Tutti, indistintamente. Ogni film mi ha permesso di essere qualcos’altro, di sognare attraverso un altro corpo. Il Viggo Mortensen de ‘Il Signore degli anelli’ è sicuramente il film epocale, ma quello di “Green book” mi ha fatto sentire orgoglioso di essere italiano. Jamie Foxx con “Django Unchained” mi ha permesso di essere un eroe del mondo western, ma mi ha anche fatto diventare Ray Charles (nel biopic “Ray”, ndr). Sacha Baron Cohen mi ha permesso di diventare un pazzo come pochi, Will Ferrell è come se fosse un fratello maggiore. Ho vissuto mille vite: non sono io che presto la voce a loro, sono loro che prestano il corpo a me.

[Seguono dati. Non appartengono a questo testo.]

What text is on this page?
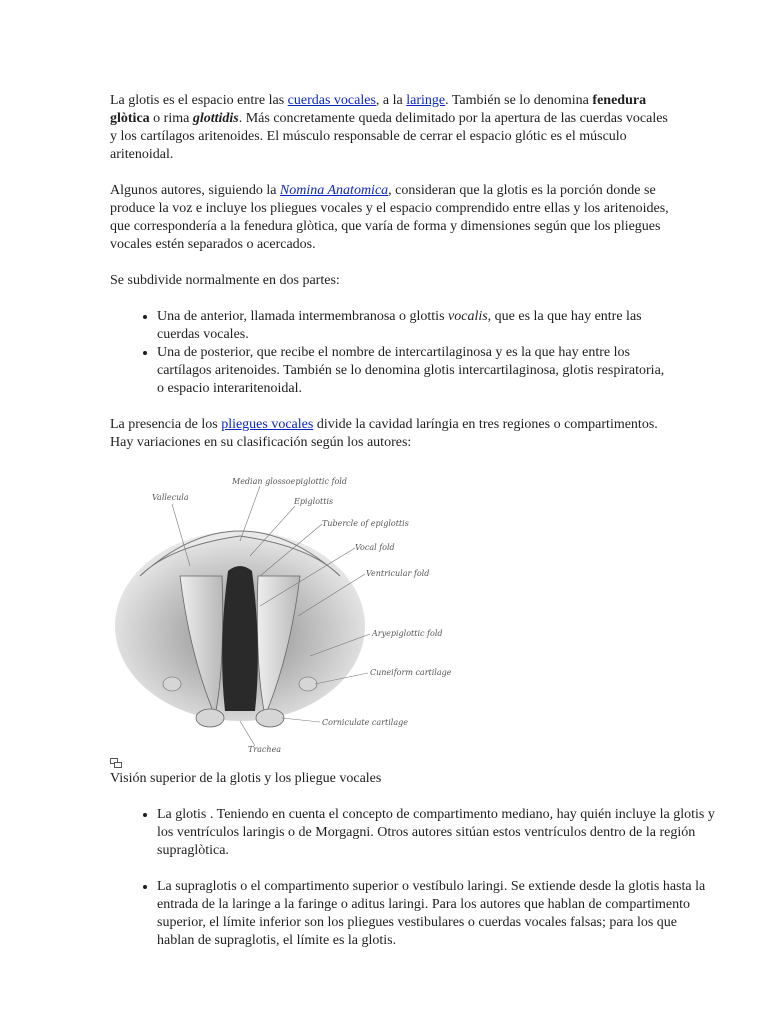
La glotis es el espacio entre las cuerdas vocales, a la laringe. También se lo denomina fenedura glòtica o rima glottidis. Más concretamente queda delimitado por la apertura de las cuerdas vocales y los cartílagos aritenoides. El músculo responsable de cerrar el espacio glótic es el músculo aritenoidal.

Algunos autores, siguiendo la Nomina Anatomica, consideran que la glotis es la porción donde se produce la voz e incluye los pliegues vocales y el espacio comprendido entre ellas y los aritenoides, que correspondería a la fenedura glòtica, que varía de forma y dimensiones según que los pliegues vocales estén separados o acercados.

Se subdivide normalmente en dos partes:

• Una de anterior, llamada intermembranosa o glottis vocalis, que es la que hay entre las cuerdas vocales.
• Una de posterior, que recibe el nombre de intercartilaginosa y es la que hay entre los cartílagos aritenoides. También se lo denomina glotis intercartilaginosa, glotis respiratoria, o espacio interaritenoidal.

La presencia de los pliegues vocales divide la cavidad laríngia en tres regiones o compartimentos. Hay variaciones en su clasificación según los autores:

Median glossoepiglottic fold
Vallecula	Epiglottis
Tubercle of epiglottis
Vocal fold
Ventricular fold
Aryepiglottic fold
Cuneiform cartilage
Corniculate cartilage
Trachea
Visión superior de la glotis y los pliegue vocales
• La glotis . Teniendo en cuenta el concepto de compartimento mediano, hay quién incluye la glotis y los ventrículos laringis o de Morgagni. Otros autores sitúan estos ventrículos dentro de la región supraglòtica.
• La supraglotis o el compartimento superior o vestíbulo laringi. Se extiende desde la glotis hasta la entrada de la laringe a la faringe o aditus laringi. Para los autores que hablan de compartimento superior, el límite inferior son los pliegues vestibulares o cuerdas vocales falsas; para los que hablan de supraglotis, el límite es la glotis.
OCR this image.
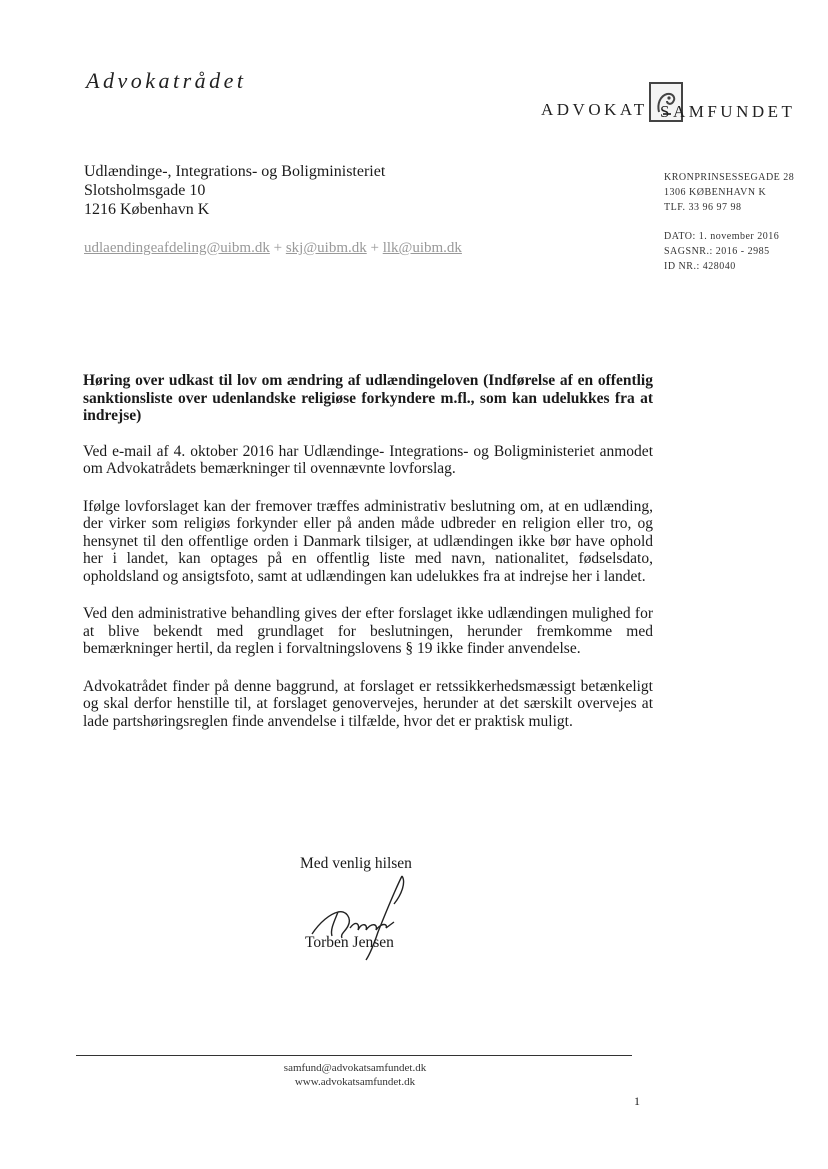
Advokatrådet
ADVOKAT SAMFUNDET
Udlændinge-, Integrations- og Boligministeriet
Slotsholmsgade 10
1216 København K
udlaendingeafdeling@uibm.dk + skj@uibm.dk + llk@uibm.dk
KRONPRINSESSEGADE 28
1306 KØBENHAVN K
TLF. 33 96 97 98
DATO: 1. november 2016
SAGSNR.: 2016 - 2985
ID NR.: 428040

Høring over udkast til lov om ændring af udlændingeloven (Indførelse af en offentlig sanktionsliste over udenlandske religiøse forkyndere m.fl., som kan udelukkes fra at indrejse)

Ved e-mail af 4. oktober 2016 har Udlændinge- Integrations- og Boligministeriet anmodet om Advokatrådets bemærkninger til ovennævnte lovforslag.

Ifølge lovforslaget kan der fremover træffes administrativ beslutning om, at en udlænding, der virker som religiøs forkynder eller på anden måde udbreder en religion eller tro, og hensynet til den offentlige orden i Danmark tilsiger, at udlændingen ikke bør have ophold her i landet, kan optages på en offentlig liste med navn, nationalitet, fødselsdato, opholdsland og ansigtsfoto, samt at udlændingen kan udelukkes fra at indrejse her i landet.

Ved den administrative behandling gives der efter forslaget ikke udlændingen mulighed for at blive bekendt med grundlaget for beslutningen, herunder fremkomme med bemærkninger hertil, da reglen i forvaltningslovens § 19 ikke finder anvendelse.

Advokatrådet finder på denne baggrund, at forslaget er retssikkerhedsmæssigt betænkeligt og skal derfor henstille til, at forslaget genovervejes, herunder at det særskilt overvejes at lade partshøringsreglen finde anvendelse i tilfælde, hvor det er praktisk muligt.

Med venlig hilsen
Torben Jensen
samfund@advokatsamfundet.dk
www.advokatsamfundet.dk
1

Oggi tornerai con “Il mercante in fiera” su Raidue e a gennaio con “L’eredità” su Raiuno. Cosa significa per te tornare con questi programmi?

In Rai ci sono persone che mi hanno sempre stimato e mi hanno chiesto cosa mi sarebbe piaciuto fare. Ho detto che secondo me su Raidue sarebbe stato bello avventurarsi in quell’access prima del tg che è un punto nevralgico: un game che è già famoso e ha avuto già successo può arricchire una rete che sta crescendo. Mi hanno detto che sarebbe stata una buona idea, quindi mi sono infilato in questa avventura molto difficile… ma le cose facili non ci piacciono.

Doppiatore, attore, conduttore… quale altro sogno nel cassetto vuoi realizzare?

Il mio cassetto è vuoto perchè le cose le tiro sempre fuori. Il mio sogno nel cassetto è continuare a fare questo mestiere con amore, gioia, semplicità, con la voglia di stupirmi e di stupire, è continuare questo percorso finché posso.